Le président Joseph Aoun a condamné les démolitions continues d’habitations et de villages par Israël dans le sud du Liban, lors d’une rencontre lundi avec le Haut-Commissaire des Nations unies aux droits de l’homme, Volker Türk. Il a estimé que ces destructions risquaient de compromettre l’application de l’accord-cadre.
«La poursuite par Israël de la destruction des habitations et du nivellement des villages dans le sud du Liban constitue une violation directe des droits de l'homme ainsi qu'une violation flagrante du droit international et des normes internationales, ce qui appelle une mobilisation de la communauté internationale pour y mettre fin», a déclaré M. Aoun.
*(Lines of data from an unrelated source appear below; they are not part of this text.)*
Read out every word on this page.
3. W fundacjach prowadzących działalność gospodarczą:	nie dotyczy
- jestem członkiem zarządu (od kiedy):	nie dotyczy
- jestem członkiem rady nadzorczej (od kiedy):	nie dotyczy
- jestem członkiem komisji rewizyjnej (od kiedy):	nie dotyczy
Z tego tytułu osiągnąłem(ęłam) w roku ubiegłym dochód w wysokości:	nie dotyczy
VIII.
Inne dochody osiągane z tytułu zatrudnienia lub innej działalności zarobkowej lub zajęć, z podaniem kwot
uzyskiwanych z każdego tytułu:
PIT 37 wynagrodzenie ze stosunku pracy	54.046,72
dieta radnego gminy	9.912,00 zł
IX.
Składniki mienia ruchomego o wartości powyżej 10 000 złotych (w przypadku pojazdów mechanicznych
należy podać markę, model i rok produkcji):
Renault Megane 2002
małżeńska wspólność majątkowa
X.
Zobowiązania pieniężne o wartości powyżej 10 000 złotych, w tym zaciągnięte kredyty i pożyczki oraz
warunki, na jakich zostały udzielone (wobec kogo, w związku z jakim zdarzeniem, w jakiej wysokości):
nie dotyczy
«Israël a également pris pour cible des sites religieux et patrimoniaux, ce qui témoigne d'intentions préméditées visant les personnes et le patrimoine, d'autant plus que ces lieux ne constituent pas des objectifs militaires et ne connaissent aucune présence armée», a ajouté le chef de l’État.
Il a souligné que «le Liban demeure engagé dans la mise en œuvre de l’accord-cadre, mais craint que les pratiques israéliennes n'en compromettent l'efficacité. Il n'acceptera pas la poursuite des violations de ses dispositions».
De son côté, le Haut-Commissaire Volker Türk a indiqué que «le Haut-Commissariat suit de près l'évolution de la situation au Liban, notamment les attaques israéliennes qui se poursuivent depuis le 2 mars dernier, afin d'établir un rapport détaillé sur les violations des droits de l'homme».